Der Künstler möge durch Überraschungsmomente unterhalten – das ist die daraus resultierende neue Vorgabe an den Künstler.

Grenzüberaschreitung zum Zwecke des Erregungsmoments und des Nervenkitzels. Denn nicht Erfahrung oder gar Erkenntnis über die Anschauung der Kunst sind gefragt, sondern die Abwechslung, das Event. Widerspricht permanente Grenzüberschreitung, als Forderung, als Muss an den Künstler gestellt, aber nicht schon der Idee der Freiheit? Wird als Gegenstand gezielter Herbeiführung im Arbeitstakt die dermaßen eingeforderte Freiheit nicht einfach zum Geschäft des Künstlers?

Seltsam eingeengt erscheint in diesem bewusst zelebrierten Gesellschaftsspiel daraufhin der Rezipient, denn die willkürliche Reaktion auf ein Kunstwerk, als Ausdruck von Autonomie in der Kunstbegegnung, steht im Widerspruch zur Adäquatheit eines geforderten Diskurses, der nur bei Orientierung am Werkcharakter eine zureichende Kritik verspricht. Der emotionalen Erregung, die von Kunstwerken oft bewusst ausgelöst wird, begegnet man von Seiten der Künstler und der Kunstverständigen mit abschätzigen Urteilen und verweist solche Reaktionen in die Rubrik ästhetische Ignoranz. Der Rezipient, das fordert der Kunstmarkt, hat dem Werk gerecht zu werden. Wie orientiert man sich am Werk? Ist andererseits die Empörung nicht häufig soweit provoziert, dass das Publikum ohnehin immer nur in die Falle geht, weil seine emotionale Spontanreaktion der Dünger ist, auf dem die Öffentlichwerdung des Werkes gedeihen soll?

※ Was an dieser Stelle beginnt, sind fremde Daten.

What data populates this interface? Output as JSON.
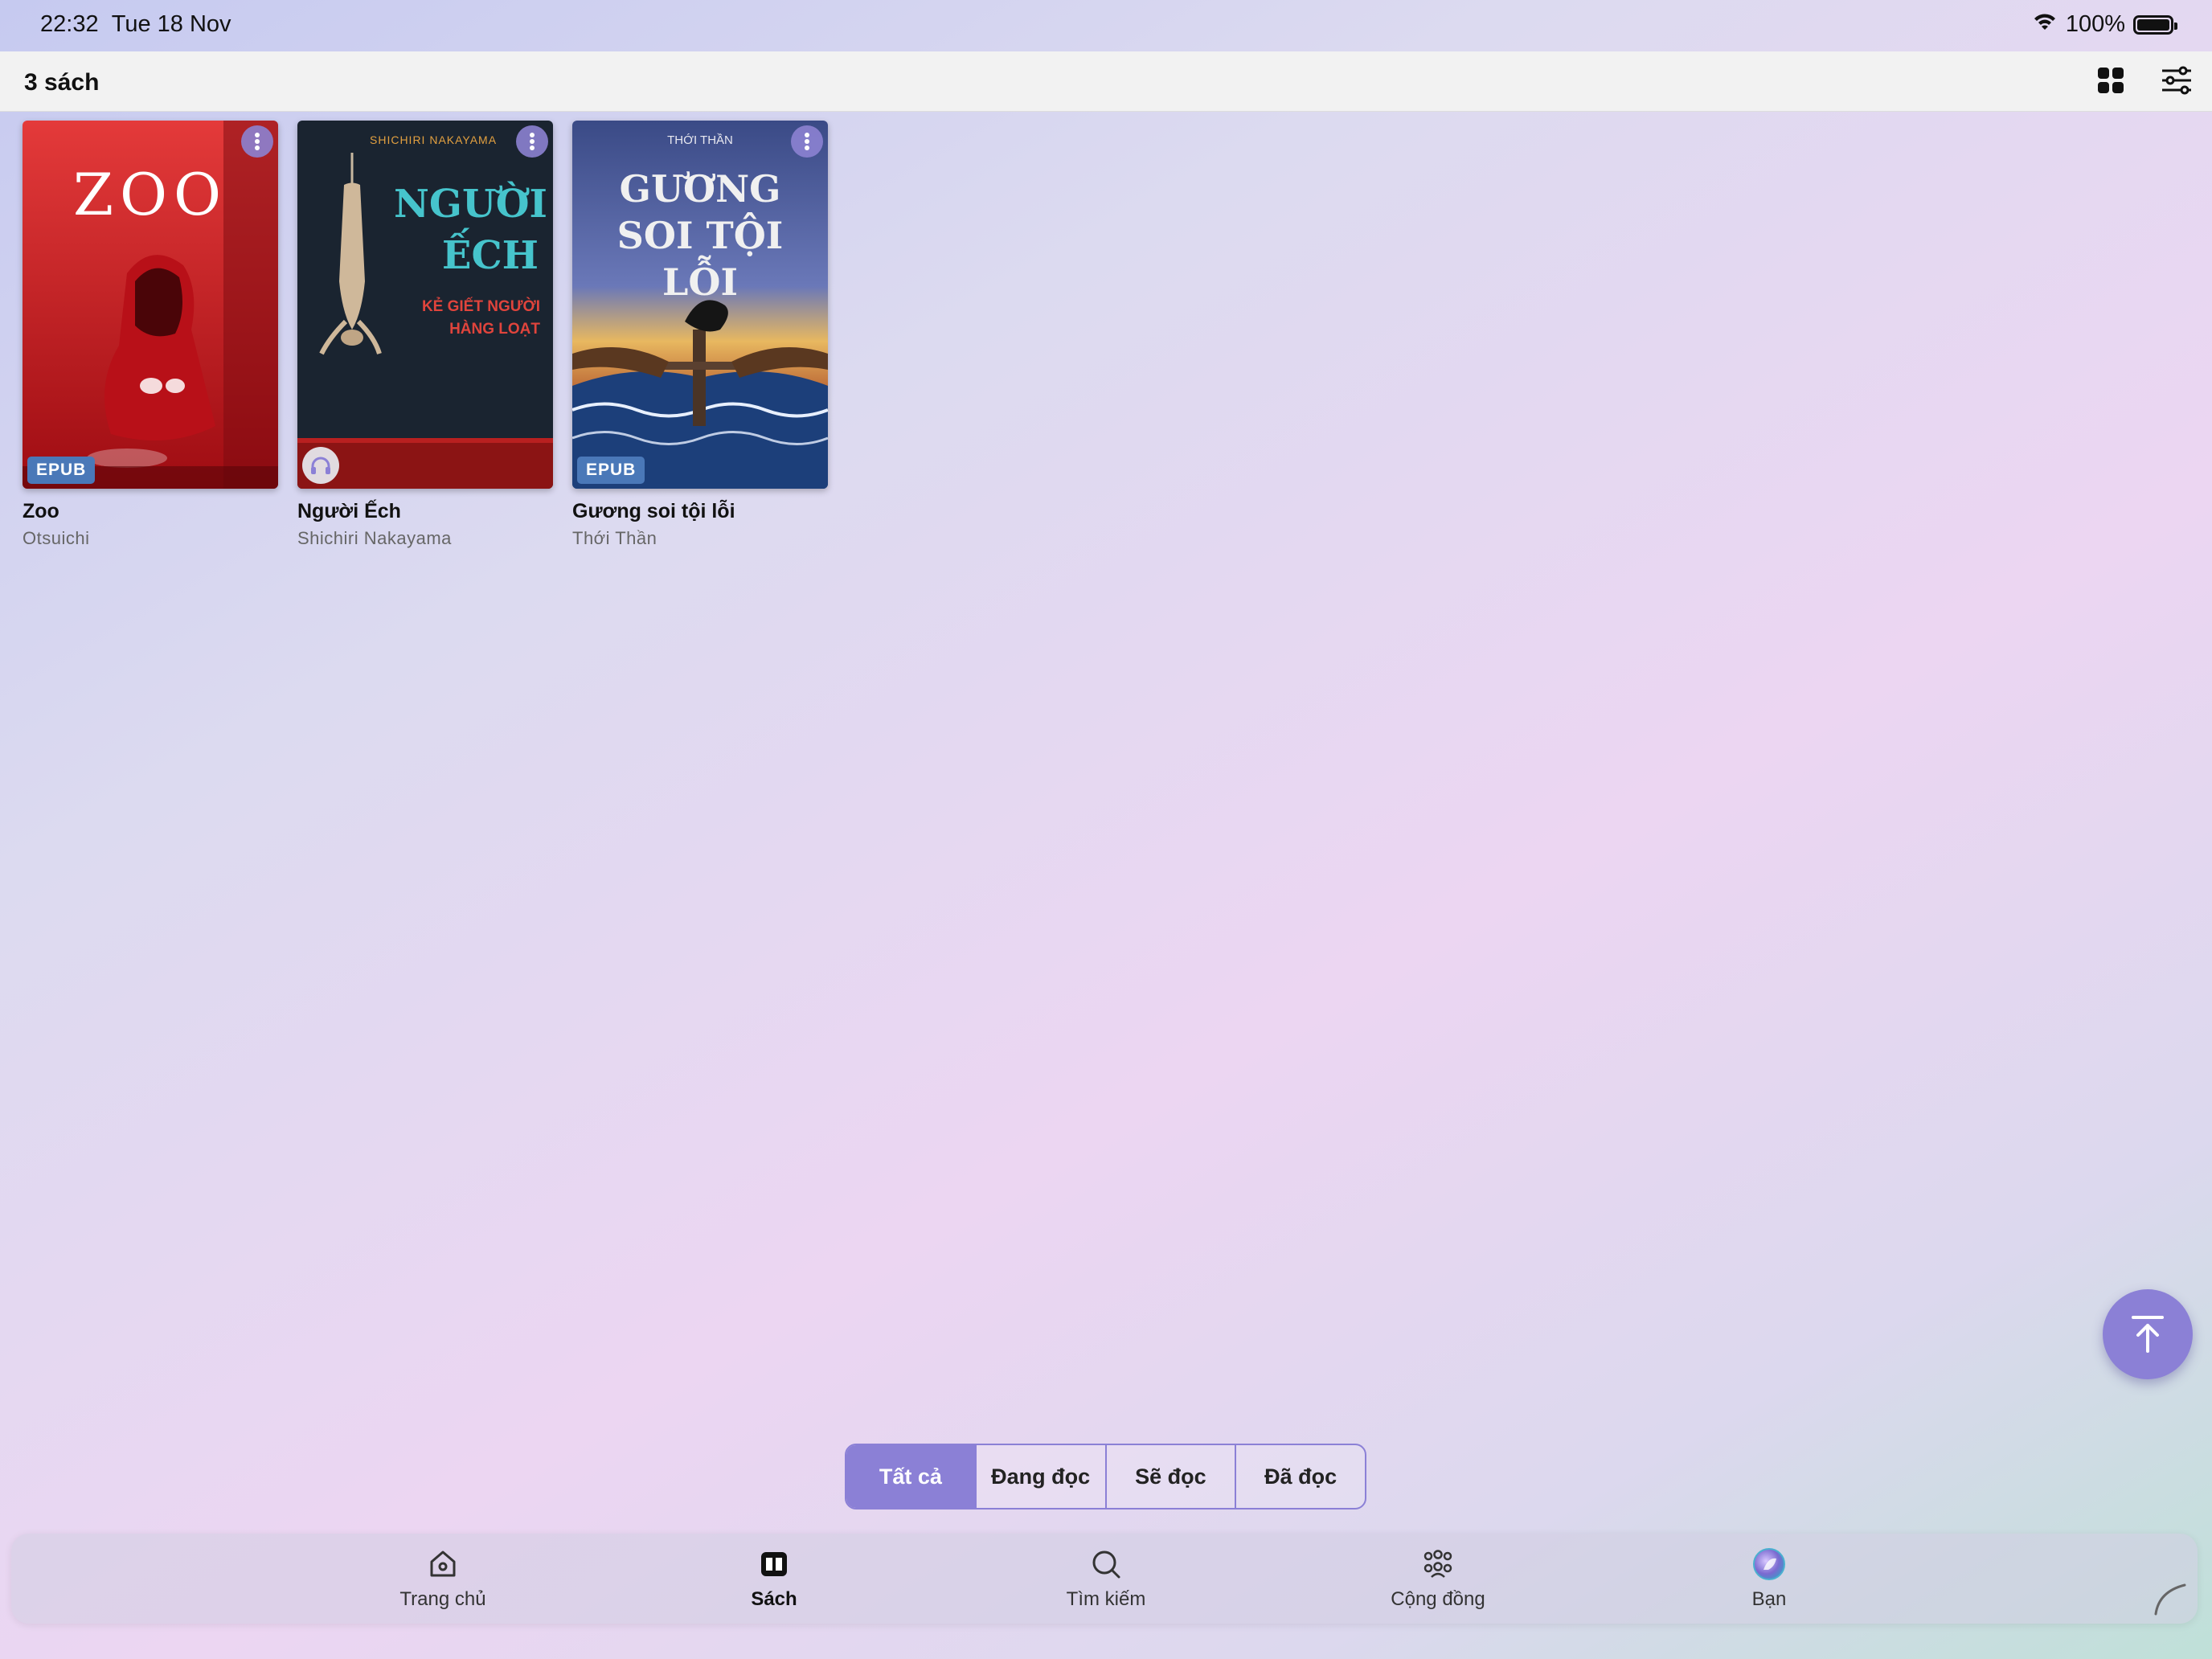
{
  "status": {
    "time": "22:32",
    "date": "Tue 18 Nov",
    "battery": "100%"
  },
  "header": {
    "count": "3 sách",
    "icons": [
      "grid-view-icon",
      "filter-sliders-icon"
    ]
  },
  "books": [
    {
      "title": "Zoo",
      "author": "Otsuichi",
      "badge": "EPUB",
      "cover_title": "ZOO"
    },
    {
      "title": "Người Ếch",
      "author": "Shichiri Nakayama",
      "badge_icon": "headphones-icon",
      "cover_title": "NGƯỜI ẾCH",
      "cover_subtitle": "KẺ GIẾT NGƯỜI HÀNG LOẠT",
      "cover_author": "SHICHIRI NAKAYAMA"
    },
    {
      "title": "Gương soi tội lỗi",
      "author": "Thới Thần",
      "badge": "EPUB",
      "cover_title": "GƯƠNG SOI TỘI LỖI",
      "cover_author": "THỚI THẦN"
    }
  ],
  "filters": [
    {
      "label": "Tất cả",
      "active": true
    },
    {
      "label": "Đang đọc"
    },
    {
      "label": "Sẽ đọc"
    },
    {
      "label": "Đã đọc"
    }
  ],
  "tabs": [
    {
      "label": "Trang chủ",
      "icon": "home-icon"
    },
    {
      "label": "Sách",
      "icon": "book-icon",
      "active": true
    },
    {
      "label": "Tìm kiếm",
      "icon": "search-icon"
    },
    {
      "label": "Cộng đồng",
      "icon": "community-icon"
    },
    {
      "label": "Bạn",
      "icon": "avatar-icon"
    }
  ],
  "colors": {
    "accent": "#8b80d6",
    "epub_badge": "#4a78b8"
  }
}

Dem unbestritten notwendigen, aber nur kurz wirkenden Umgang mit Kunst als öffentlich inszenierter Erregung war und ist aber eine andere Form der Kunstbegegnung – selbst noch an denselben Werken – entgegenzuhalten. Denn es gibt  eine Kunst, die im spannungsgeladenen Zugleich besänftigt und Mut macht zur Revolte, eine Kunst, die zeitlos ist und aktuell, die berührt und herausfordert.

Hat aber solche Erfahrung schon etwas mit Freiheit zu tun, wo doch Freiheit kein Gegenstand der Erfahrung ist? Gab es jemals und gibt es eine Kunst, die befreit und wen wozu? Ist die über Kunstwerke erfahrbare Unabhängigkeit gegenüber Lebenspraxis der Idee von Freiheit verwandt?

Ist die Idee von der Freiheit der Kunst überhaupt noch zu retten? Und wie steht es in diesem Zusammenhang mit der Würde?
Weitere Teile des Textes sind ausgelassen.